In Pakistan, it has become concentrated and monopolized by a group of generalists. It lacks skills and checks and balances and has no work processes or policymaking skills.
In most of the government, we have even lost the understanding of what a policy is. The policy is now at the whims of politicians. Frequent policy changes are bad for business. Policies such as tax policy should be very clear and defined for a long term, with no room for arbitrary changes. Moreover, no policy or legislation should be passed which the government is incapable of financing. Policies should be based on research and there should be monitoring reports on how the policy is working. That is essentially the work of the bureaucracy.
We are facing a crisis repeatedly for the last 40 years. The crisis in Pakistan’s economy is essentially because of excessive dependence on unnecessary loans for wasteful expenditures. Without reform for productivity, we can keep on this treadmill of a crisis. If we make a more thoughtful government, deregulate our cities and markets, stop trying to prop up tired old industries, develop new laws and justice system, we will clear the room for entrepreneurship and innovation. If we let our cities have the imagination to create all kinds of activities. The cities will create these activities themselves, without the government’s support, if they have the space to do it.

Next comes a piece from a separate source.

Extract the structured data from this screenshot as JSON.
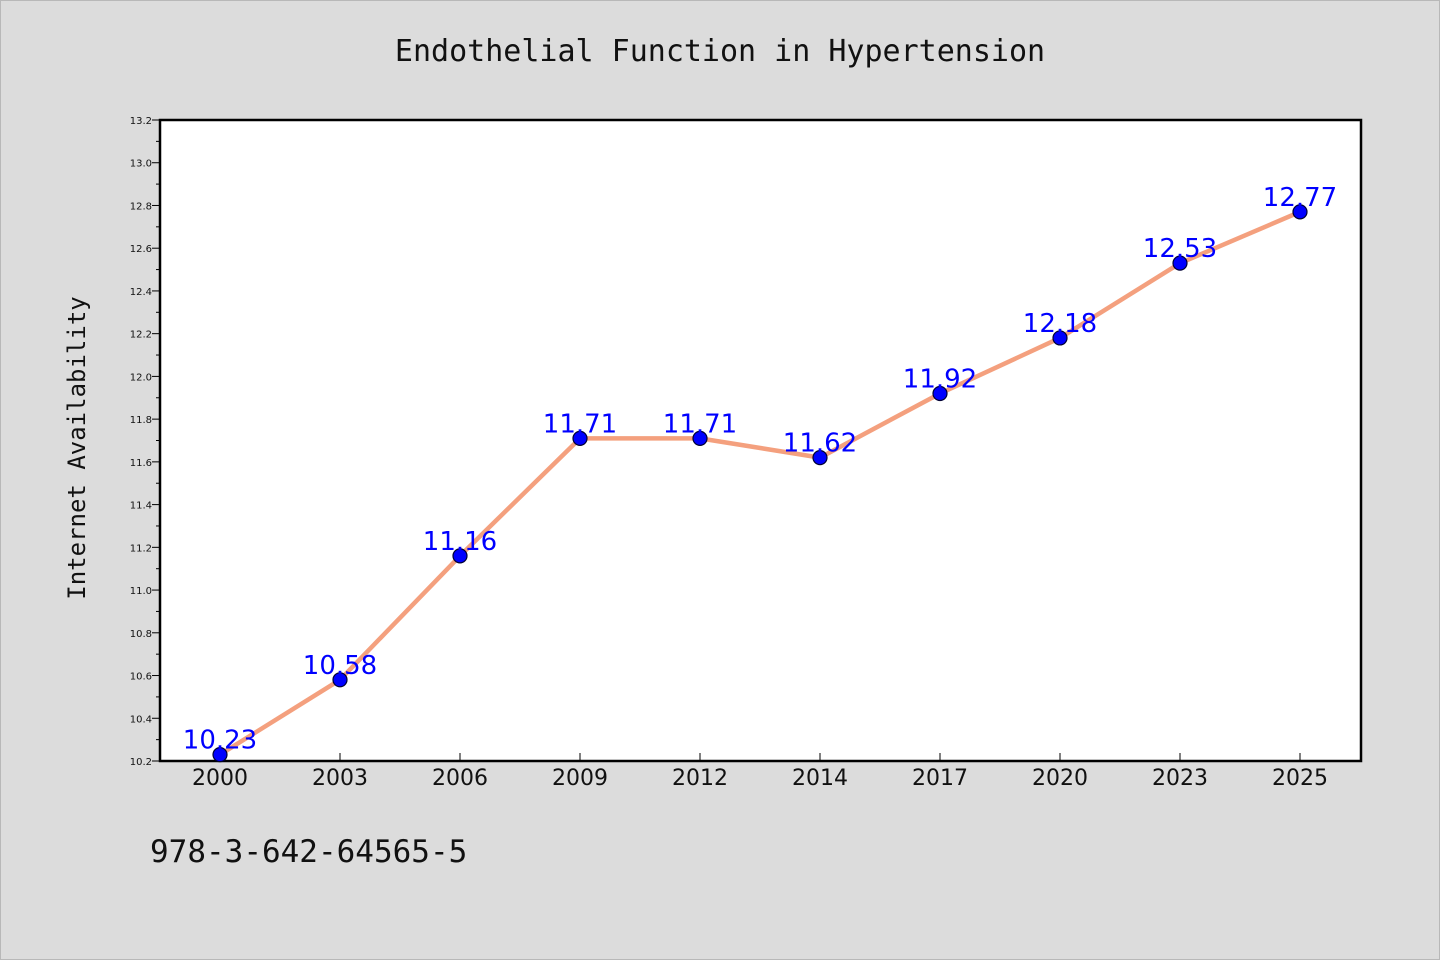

If we develop a modern civil service capable of midwifing a 21st-century market and city, we will generate large investment flows to generate the required 8% growth.
If we deregulate the market place so that for the ‘survival of the fittest’ and not coddling the aged vested interest, we will grow exports and industry needed to absorb our youth bulge.
Dr Nadeemul Haque is former Deputy Chairman of the Planning Commission and served for several decades as an economist at the International Monetary Fund.